Josée Chouinard

Personal information
- Born: August 21, 1969 (age 56) Montreal, Quebec
- Height: 1.57 m (5 ft 2 in)

Figure skating career
- Country: Canada
- Retired: 1996

Medal record
Representing Canada
Figure skating: Ladies' singles
Grand Prix Final
| Bronze medal – third place | 1995–96 Paris | Ladies' singles |

= Josée Chouinard =

Canadian figure skater (born 1969)

Josée Chouinard (born August 21, 1969) is a Canadian former competitive figure skater. She is the 1996 Champions Series Final bronze medallist and a three-time Canadian national champion (1991, 1993–1994). She finished in the top ten at two Winter Olympics.

== Personal life ==
Chouinard was born in Montreal, Quebec. In August 1997, she married Canadian pair skater Jean-Michel Bombardier. Their twins, Fiona and Noah, were born in January 2005. She and her husband separated c. 2006.

== Career ==
Chouinard began skating following the 1976 Winter Olympics, which she saw on television.
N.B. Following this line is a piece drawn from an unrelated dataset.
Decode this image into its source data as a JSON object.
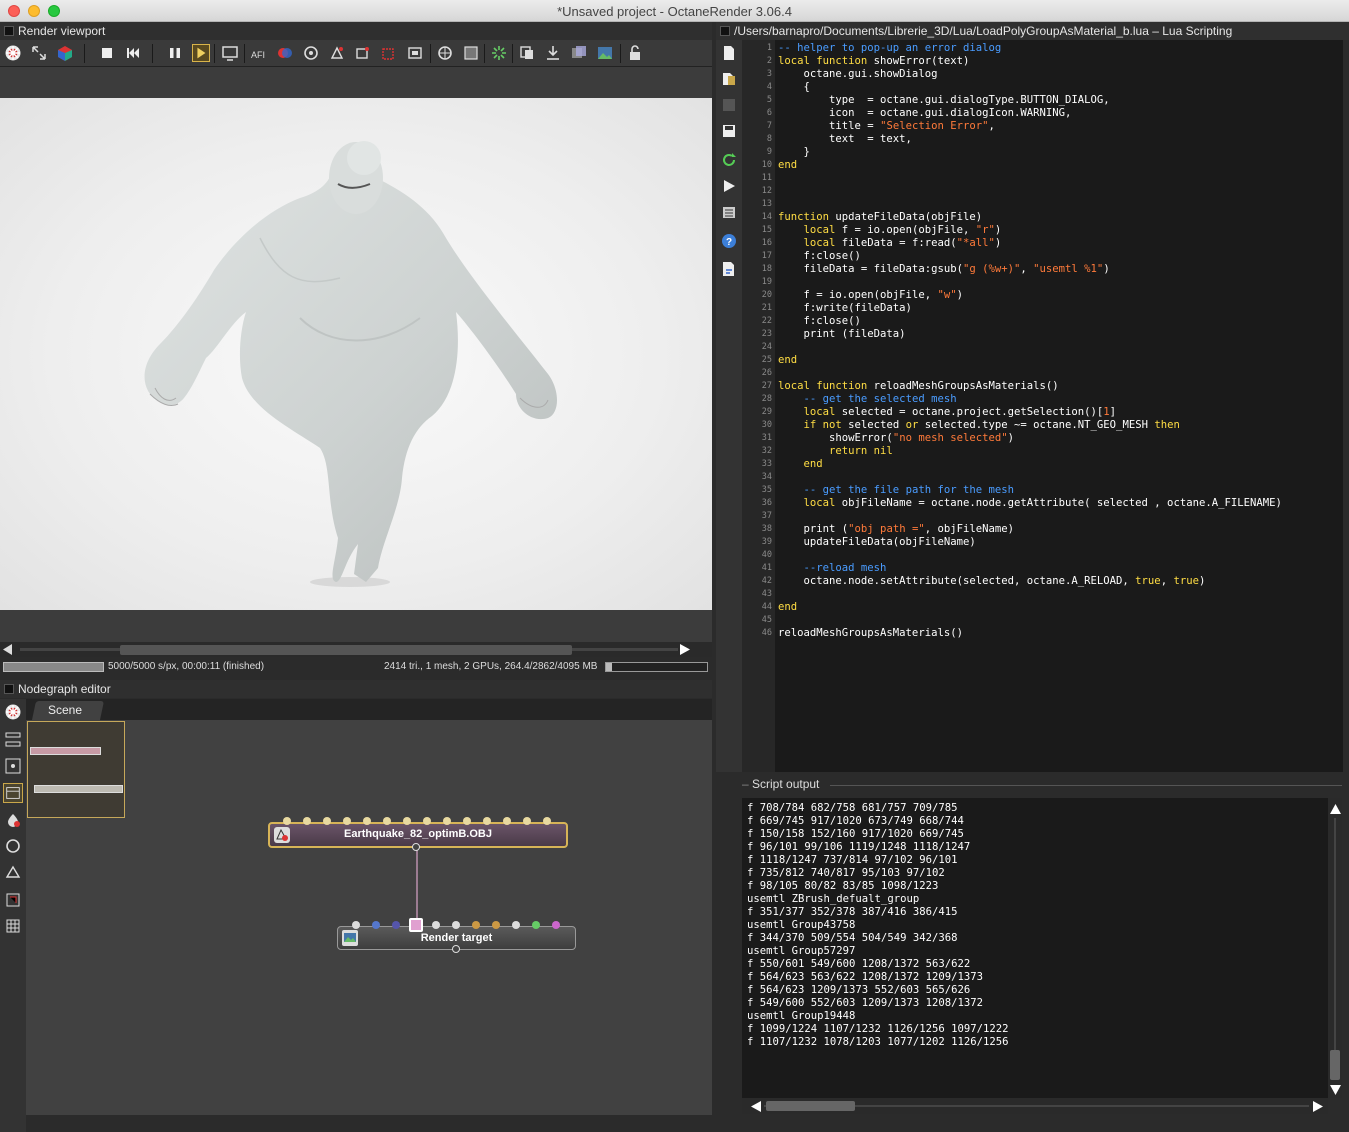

She won silver at the 1988 Nebelhorn Trophy, gold at the 1989 Karl Schäfer Memorial, and gold at the 1990 Skate Canada International.
After taking her first national title, in January 1991, she was assigned to the 1991 World Championships in Munich, Germany. Ranked 8th in the short program and 5th in the free skate, she would finish 6th overall at her first ISU Championship. Subsequently, she won the Canadian figure skating championships in 1993 and 1994.

Chouinard finished as high as 5th at the World Championships (1992 and 1994). She competed at the 1992 and 1994 Winter Olympics, finishing 9th on both occasions.

Chouinard began her coaching career in 1992, in Laval, Quebec. She later coached at the Granite Club in Toronto, Ontario (from 2002 to 2017) and at the Richmond Training Centre in Richmond Hill, Ontario.

==Results==
GP: Champions Series (Grand Prix)

International
| Event | 87–88 | 88–89 | 89–90 | 90–91 | 91–92 | 92–93 | 93–94 | 94–95 | 95–96 |
| Olympics |  |  |  |  | 9th |  | 9th |  |  |
| Worlds |  |  |  | 6th | 5th | 9th | 5th |  |  |
| GP Final |  |  |  |  |  |  |  |  | 3rd |
| GP France |  |  |  |  |  |  |  |  | 1st |
| GP Skate Canada |  |  |  |  |  |  |  |  | 3rd |
| Nations Cup |  |  |  |  | 8th |  | 4th |  |  |
| Nebelhorn Trophy |  | 2nd |  |  |  |  |  |  |  |
| NHK Trophy |  |  |  | 4th |  | 9th |  |  |  |
| Piruetten |  |  |  |  |  |  | 2nd |  |  |
| Schäfer Memorial |  |  | 1st |  |  |  |  |  |  |
| Skate America |  | 11th |  |  | 9th |  |  |  |  |
| Skate Canada |  |  |  | 1st |  | 3rd |  |  |  |
| Skate Electric |  |  |  | 2nd |  |  |  |  |  |
National
| Canadian Champ. | 2nd J |  | 3rd | 1st | 2nd | 1st | 1st |  | 2nd |
J = Junior; WD = Withdrew

Chouinard also won gold at the 2000 Sears Canadian Open.